Buy-to-let is frequently a traditional cornerstone strategy for creating a property legacy. According to Charles McCosh, Head of Lettings at Savills in Edinburgh, the Scottish market remains as relatively buoyant for rental as it does for property sales, with national rents up 4.1% year on year. Edinburgh has shown growing strength with a 3.6% rise, and the time to let properties has been falling with 67% now being let in less than a month.

But not every property investor looks to the city – and there are a wide range of potential incentives for those wishing to have a rural element to their portfolio, which Evelyn Channing, Head of Rural Agency in Scotland for Savills shared with us. A clear advantage, she described, is the difference between property tax for rural and urban properties.

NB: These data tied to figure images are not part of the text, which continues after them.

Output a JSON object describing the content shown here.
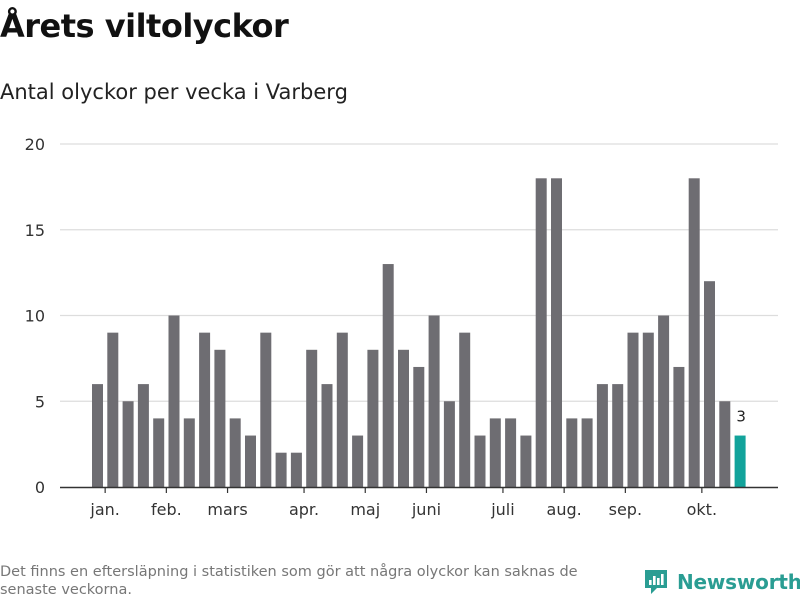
{
  "title": "Årets viltolyckor",
  "subtitle": "Antal olyckor per vecka i Varberg",
  "footnote": "Det finns en eftersläpning i statistiken som gör att några olyckor kan saknas de senaste veckorna.",
  "brand": {
    "name": "Newsworthy",
    "icon": "newsworthy-logo-icon",
    "color": "#2a9d93"
  },
  "colors": {
    "bar": "#6e6d72",
    "highlight": "#12a39b",
    "grid": "#dddddd",
    "axis": "#333333"
  },
  "chart_data": {
    "type": "bar",
    "values": [
      6,
      9,
      5,
      6,
      4,
      10,
      4,
      9,
      8,
      4,
      3,
      9,
      2,
      2,
      8,
      6,
      9,
      3,
      8,
      13,
      8,
      7,
      10,
      5,
      9,
      3,
      4,
      4,
      3,
      18,
      18,
      4,
      4,
      6,
      6,
      9,
      9,
      10,
      7,
      18,
      12,
      5,
      3
    ],
    "highlight_index": 42,
    "highlight_label": "3",
    "ylim": [
      0,
      20
    ],
    "yticks": [
      0,
      5,
      10,
      15,
      20
    ],
    "month_labels": [
      {
        "label": "jan.",
        "bar_index": 0.5
      },
      {
        "label": "feb.",
        "bar_index": 4.5
      },
      {
        "label": "mars",
        "bar_index": 8.5
      },
      {
        "label": "apr.",
        "bar_index": 13.5
      },
      {
        "label": "maj",
        "bar_index": 17.5
      },
      {
        "label": "juni",
        "bar_index": 21.5
      },
      {
        "label": "juli",
        "bar_index": 26.5
      },
      {
        "label": "aug.",
        "bar_index": 30.5
      },
      {
        "label": "sep.",
        "bar_index": 34.5
      },
      {
        "label": "okt.",
        "bar_index": 39.5
      }
    ],
    "grid": true,
    "xlabel": "",
    "ylabel": ""
  }
}
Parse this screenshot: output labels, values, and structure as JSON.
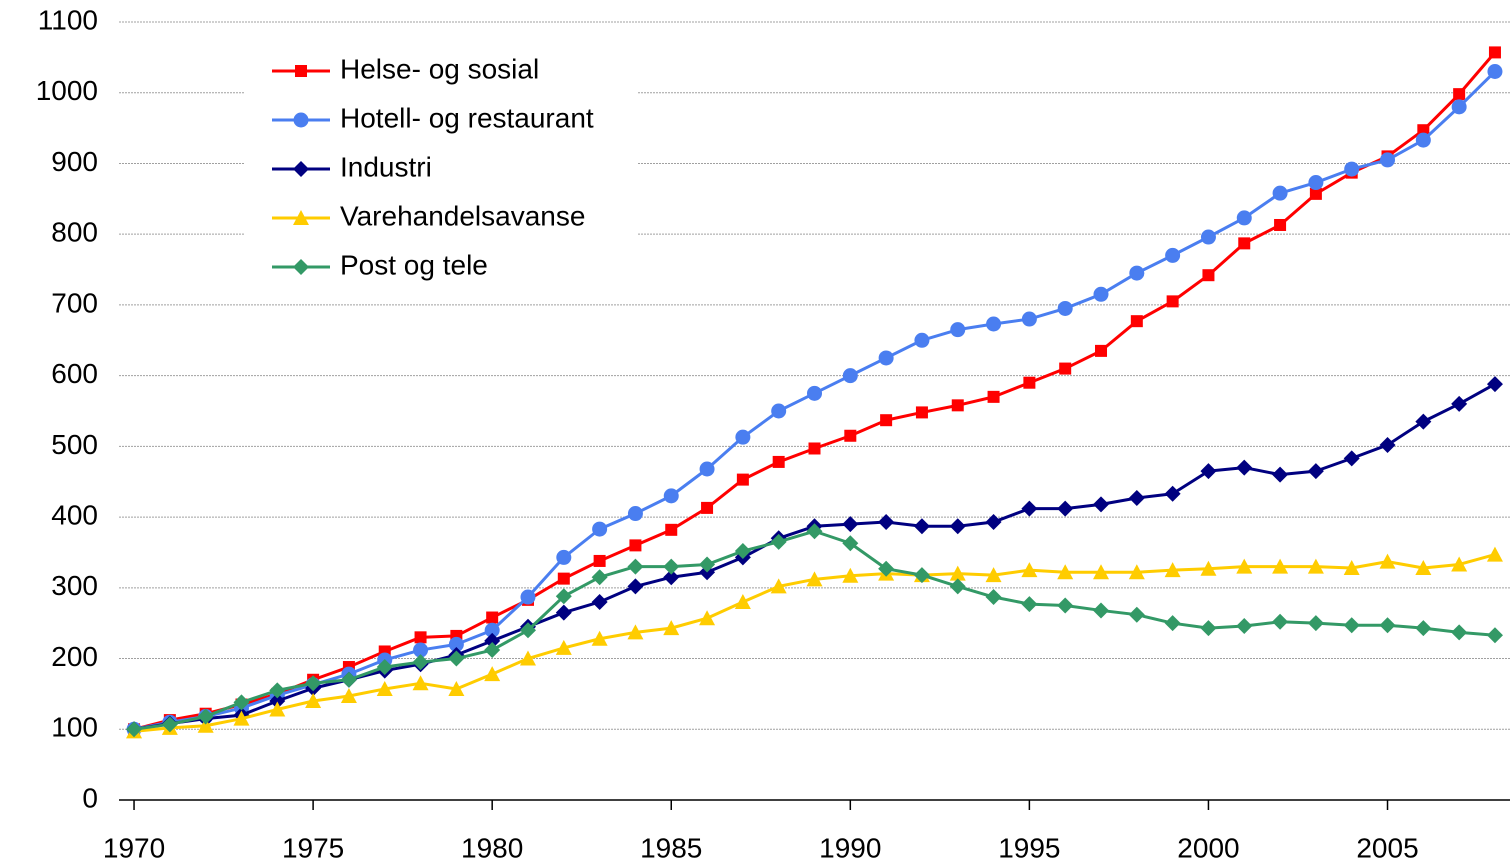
{
  "chart_data": {
    "type": "line",
    "x": [
      1970,
      1971,
      1972,
      1973,
      1974,
      1975,
      1976,
      1977,
      1978,
      1979,
      1980,
      1981,
      1982,
      1983,
      1984,
      1985,
      1986,
      1987,
      1988,
      1989,
      1990,
      1991,
      1992,
      1993,
      1994,
      1995,
      1996,
      1997,
      1998,
      1999,
      2000,
      2001,
      2002,
      2003,
      2004,
      2005,
      2006,
      2007,
      2008
    ],
    "series": [
      {
        "name": "Helse- og sosial",
        "color": "#ff0000",
        "marker": "square",
        "values": [
          100,
          113,
          122,
          135,
          150,
          170,
          188,
          210,
          230,
          232,
          258,
          283,
          313,
          338,
          360,
          382,
          413,
          453,
          478,
          497,
          515,
          537,
          548,
          558,
          570,
          590,
          610,
          635,
          677,
          705,
          742,
          787,
          813,
          857,
          887,
          910,
          947,
          998,
          1057
        ]
      },
      {
        "name": "Hotell- og restaurant",
        "color": "#4a7ef0",
        "marker": "circle",
        "values": [
          100,
          110,
          118,
          130,
          148,
          163,
          178,
          198,
          212,
          220,
          240,
          287,
          343,
          383,
          405,
          430,
          468,
          513,
          550,
          575,
          600,
          625,
          650,
          665,
          673,
          680,
          695,
          715,
          745,
          770,
          796,
          823,
          858,
          873,
          892,
          905,
          933,
          980,
          1030
        ]
      },
      {
        "name": "Industri",
        "color": "#000080",
        "marker": "diamond",
        "values": [
          100,
          108,
          115,
          120,
          140,
          158,
          170,
          183,
          192,
          205,
          225,
          245,
          265,
          280,
          302,
          315,
          322,
          343,
          370,
          387,
          390,
          393,
          387,
          387,
          393,
          412,
          412,
          418,
          427,
          433,
          465,
          470,
          460,
          465,
          483,
          502,
          535,
          560,
          588
        ]
      },
      {
        "name": "Varehandelsavanse",
        "color": "#ffcc00",
        "marker": "triangle",
        "values": [
          97,
          102,
          105,
          115,
          128,
          140,
          147,
          157,
          165,
          157,
          178,
          200,
          215,
          228,
          237,
          243,
          257,
          280,
          302,
          312,
          317,
          320,
          318,
          320,
          318,
          325,
          322,
          322,
          322,
          325,
          327,
          330,
          330,
          330,
          328,
          337,
          328,
          333,
          347
        ]
      },
      {
        "name": "Post og tele",
        "color": "#339966",
        "marker": "diamond",
        "values": [
          100,
          107,
          118,
          138,
          155,
          165,
          170,
          188,
          195,
          200,
          212,
          240,
          288,
          315,
          330,
          330,
          333,
          352,
          365,
          380,
          363,
          327,
          318,
          302,
          287,
          277,
          275,
          268,
          262,
          250,
          243,
          246,
          252,
          250,
          247,
          247,
          243,
          237,
          233
        ]
      }
    ],
    "xlim": [
      1969.58,
      2008.42
    ],
    "xticks": [
      1970,
      1975,
      1980,
      1985,
      1990,
      1995,
      2000,
      2005
    ],
    "ylim": [
      0,
      1100
    ],
    "yticks": [
      0,
      100,
      200,
      300,
      400,
      500,
      600,
      700,
      800,
      900,
      1000,
      1100
    ],
    "grid": true,
    "legend": "upper left"
  }
}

For example, a property worth £2.2m in Edinburgh’s city centre (with an LBTT effective tax rate of 10.1%) would incur a tax bill of £222,350. By contrast, a rural property selling for the same amount (with an LBTT effective tax rate of 4.47%) might “only” pay £98,500 in tax, where commercial rates apply – for example where the property includes an active farm.

The lure of forests and farms

Evelyn added that there can also be significant inheritance tax benefits in purchasing farmland, as long as farming operations continue, and these can be managed through sub-contracting. She also has had the pleasure of helping clients with the acquisition of historic castles and mansions dotted around the Scottish countryside. These are often bought for families to live in, while also safeguarding these estates for the future.

But one of the greatest areas of interest for those creating a property legacy at the moment is not in buildings at all but in land, with timber prices, tax incentives and environmental concerns driving a significant growth in forestry. Evelyn pointed to four recent estate sales in which she had been involved. All attracted a wide range of interest in terms of farming, sporting use, amenity/lifestyle and renewables but, in all four cases, the top bids came from forestry investors.

So there is lots to think about. And while, at Hampden & Co, my colleagues and I do not offer advice on property or tax affairs, we do help many clients to finance the development of their property legacy. By offering a professional relationship, our private bankers are able to offer tailored solutions that can take into account not just an individual’s financial circumstances – however complex they may be - but also their broader values and priorities.